# It took me like three hours to finish the shading on your upper lip



## Jeff




----------



## Jeff

napoleon's top ten ways to tell your not the most popular kid in school-http://www.youtube.com/watch?v=Tfpha8wszjw


----------



## Jeff




----------



## chanda95

Another top notch piece!!! This is incredible!


----------



## Jeff

thx chanda- Pedro offers you his protection.


----------



## PencilMeIn

I love it!!


----------



## Jeff

Thanks PMI- you have serious pencil and numbchuck skills.
(you guys are only enabling my Napoleon Dynamite quote lobe, I hope youre happy, GOSH!)


----------



## Jeff

I ate tater tots while I did the last bit of hair.


----------



## PencilMeIn

Jeff, I don't even have words to describe how much I like this.
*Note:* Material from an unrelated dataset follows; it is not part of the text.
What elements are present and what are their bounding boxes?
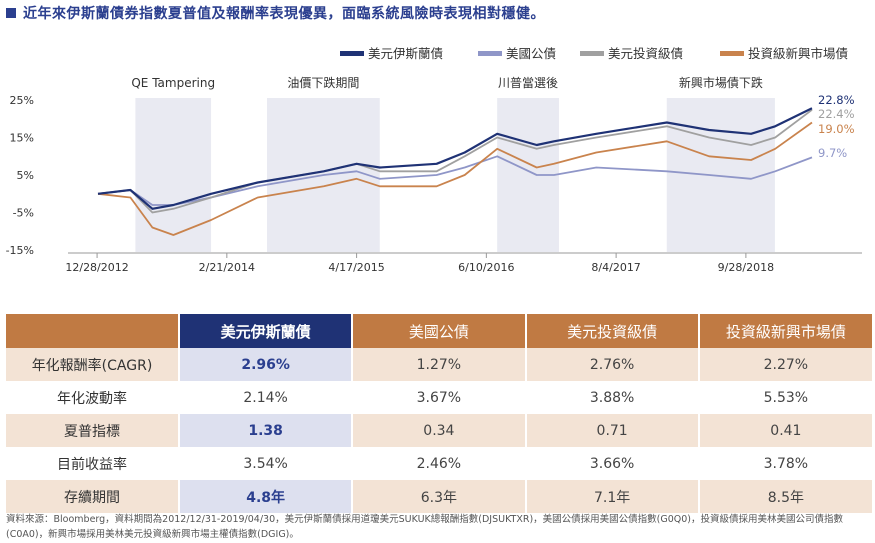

The texture in the hair is phenomenal!


----------



## shutch00

Nice! Was this done with a #2 pencil only? And on canvas like the George C. pic?


----------



## Jeff

Thanks Pencil- shutch00, yep #2 pencil on canvas board. 16x20.

I caught you a delicious bass.


next is snoop dogg.


----------



## DonH

Jeff, normally I would say that tater tots and hair don't mix, but forget that. Marvelous drawing!


----------



## chanda95

Another friggen AWESOME piece. Can't wait to see your drawing of the snoop!


----------



## Sean

Ok Jeff, I say you can quit you day job now 

Had to see the clip, don't get around much. You captured the boy to a nats-ass. Perfection plus.


----------